使用下三角矩阵而不是上三角矩阵，并分割对角线，得到的优化对我来说速度提高了 2.7 倍（在带有

-O3

的 Clang 14.0.3、Apple M1 上）。它允许使用矢量（NEON）指令和一些循环展开：

int f2(const uint16_t * __restrict a,
       const uint16_t * __restrict b,
       const uint16_t * __restrict c) {
    int e = 0;
    for (int r = 1; r < N; ++r)
        for (int s = 0; s < r; ++s) {
            int pa = __builtin_popcount(a[r] & a[s]);
            int pb = __builtin_popcount(b[r] & b[s]);
            int pc = __builtin_popcount(c[r] & c[s]);
            e += pa * pb * pc;
        }
    for (int r = 0; r < N; ++r) {
        int pa = __builtin_popcount(a[r]);
        int pb = __builtin_popcount(b[r]);
        int pc = __builtin_popcount(c[r]);
        e += pa * pb * pc;
    }
    return e;
}

我还尝试使用表查找而不是 popcount 指令，但这在 M1 和 Intel i7（带有

-march=native

）上速度较慢。 i7 上的 Clang 11 在此版本中的表现并不比原始版本好得多（仅提高了 10%）。

Answer 2

OP 最初并未指定可以假设的硬件支持，在这种情况下，硬件会产生很大的差异。为了支持较旧的硬件，这里有一个函数可以完成仅需要 SSE2 的工作，而不需要 popcount 的硬件支持。 SSE2 版本使用我在快速计算 __m128i 寄存器中设置位的数量中找到的 popcnt8() 函数。

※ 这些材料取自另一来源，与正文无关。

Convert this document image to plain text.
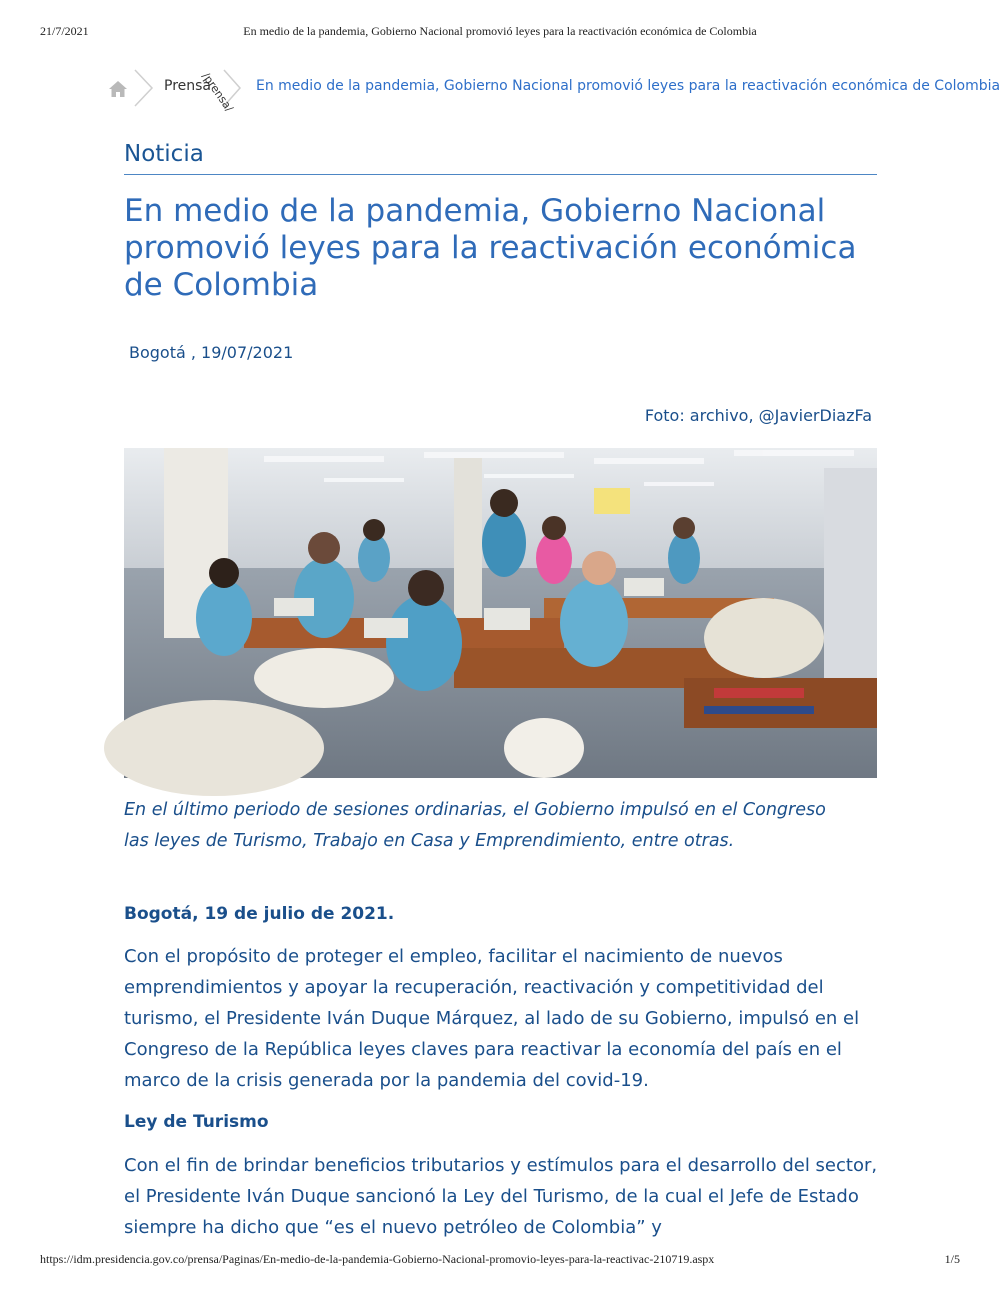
En medio de la pandemia, Gobierno Nacional promovió leyes para la reactivación económica de Colombia
21/7/2021
Prensa
/prensa/ En medio de la pandemia, Gobierno Nacional promovió leyes para la reactivación económica de Colombia
Noticia
En medio de la pandemia, Gobierno Nacional promovió leyes para la reactivación económica de Colombia
Bogotá , 19/07/2021
Foto: archivo, @JavierDiazFa
En el último periodo de sesiones ordinarias, el Gobierno impulsó en el Congreso las leyes de Turismo, Trabajo en Casa y Emprendimiento, entre otras.
Bogotá, 19 de julio de 2021.
Con el propósito de proteger el empleo, facilitar el nacimiento de nuevos emprendimientos y apoyar la recuperación, reactivación y competitividad del turismo, el Presidente Iván Duque Márquez, al lado de su Gobierno, impulsó en el Congreso de la República leyes claves para reactivar la economía del país en el marco de la crisis generada por la pandemia del covid-19.
Ley de Turismo
Con el fin de brindar beneficios tributarios y estímulos para el desarrollo del sector, el Presidente Iván Duque sancionó la Ley del Turismo, de la cual el Jefe de Estado siempre ha dicho que “es el nuevo petróleo de Colombia” y
https://idm.presidencia.gov.co/prensa/Paginas/En-medio-de-la-pandemia-Gobierno-Nacional-promovio-leyes-para-la-reactivac-210719.aspx	1/5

static inline __m128i popcnt8(__m128i x) {
    const __m128i popcount_mask1 = _mm_set1_epi8(0x77);
    const __m128i popcount_mask2 = _mm_set1_epi8(0x0F);
    __m128i n;
    // Count bits in each 4-bit field.
    n = _mm_srli_epi64(x, 1);
    n = _mm_and_si128(popcount_mask1, n);
    x = _mm_sub_epi8(x, n);
    n = _mm_srli_epi64(n, 1);
    n = _mm_and_si128(popcount_mask1, n);
    x = _mm_sub_epi8(x, n);
    n = _mm_srli_epi64(n, 1);
    n = _mm_and_si128(popcount_mask1, n);
    x = _mm_sub_epi8(x, n);
    x = _mm_add_epi8(x, _mm_srli_epi16(x, 4));
    x = _mm_and_si128(popcount_mask2, x);
    return x;
}

除非硬件 popcount 不可用，否则与 OP 的函数相比，以下函数非常慢。在我的 Nehalem i5 CPU 上，我测量了 OP 的功能，在启用硬件 popcount 的情况下，大约 8000-9000 个 rdtsc“周期”，在不启用硬件 popcount 的情况下，大约 40000 个 rdtsc“周期”。 SSE2 (gcc -msse2) 函数测量了大约 19000 个周期。它确实可以工作，无需更改不同的 N 值。

int f6(
const uint16_t * __restrict A,
const uint16_t * __restrict B,
const uint16_t * __restrict C) {
    int r, s, E = 0;    
    __m128i ABCr, ABCs, ABC[N];
    union {
      __m128i v;
      uint8_t u[16];
    } popcounts;
    for (r = 0; r < N; ++r) {
      ABC[r] = _mm_setr_epi16(A[r], B[r], C[r], 0, 0, 0, 0, 0);
    }
    for (r = 0; r < N; ++r) {
        ABCr = ABC[r];
        ABCs = popcnt8(ABCr);
        popcounts.v = _mm_bslli_si128(ABCs, 1);
        popcounts.v = _mm_add_epi8(popcounts.v, ABCs);
        E += (popcounts.u[1])*(popcounts.u[3])*(popcounts.u[5]);
        for (s = r+1; s < N; s++) {
            ABCs = ABC[s];
            ABCs = _mm_and_si128(ABCs, ABCr);
            ABCs = popcnt8(ABCs);
            popcounts.v = _mm_bslli_si128(ABCs, 1);
            popcounts.v = _mm_add_epi8(popcounts.v, ABCs);
            E += (popcounts.u[1])*(popcounts.u[3])*(popcounts.u[5]);
        }
    }
    return E;
}

虽然这个函数的性能不会给任何人留下深刻的印象，但我发现编写和基准测试它很有趣，并且认为其他人可能也会觉得它很有趣。由于假设 SSE2 支持作为最低限度是很常见的，并且多种架构的编码可能非常复杂，因此我认为分享我所做的事情有一定的价值。如果 OP 要求广泛兼容的代码并假设不超过 SSE2 支持，那么我认为这可能是一个值得的改进。

编辑：

我通过重新排序计算，制作了该函数的更快的 SSE2 版本。它的运行速度比硬件 popcount 启用的函数稍快，约为 5900 个周期。我知道 OP 想要 AVX2，但我认为如果有人想在 AVX2 或 AVX512 中创建手动矢量化版本，这种方法很有趣。

SSE2 + AVX512：

_mm_popcnt_epi16 是一个 AVX512 内在函数，如果替换 X_mm_popcnt_epi16 应该会带来不错的性能增益，我认为，将每次调用的向量指令数量从超过 10,000 减少到不到 3,000，但我没有任何支持 AVX512 的硬件来提供基准。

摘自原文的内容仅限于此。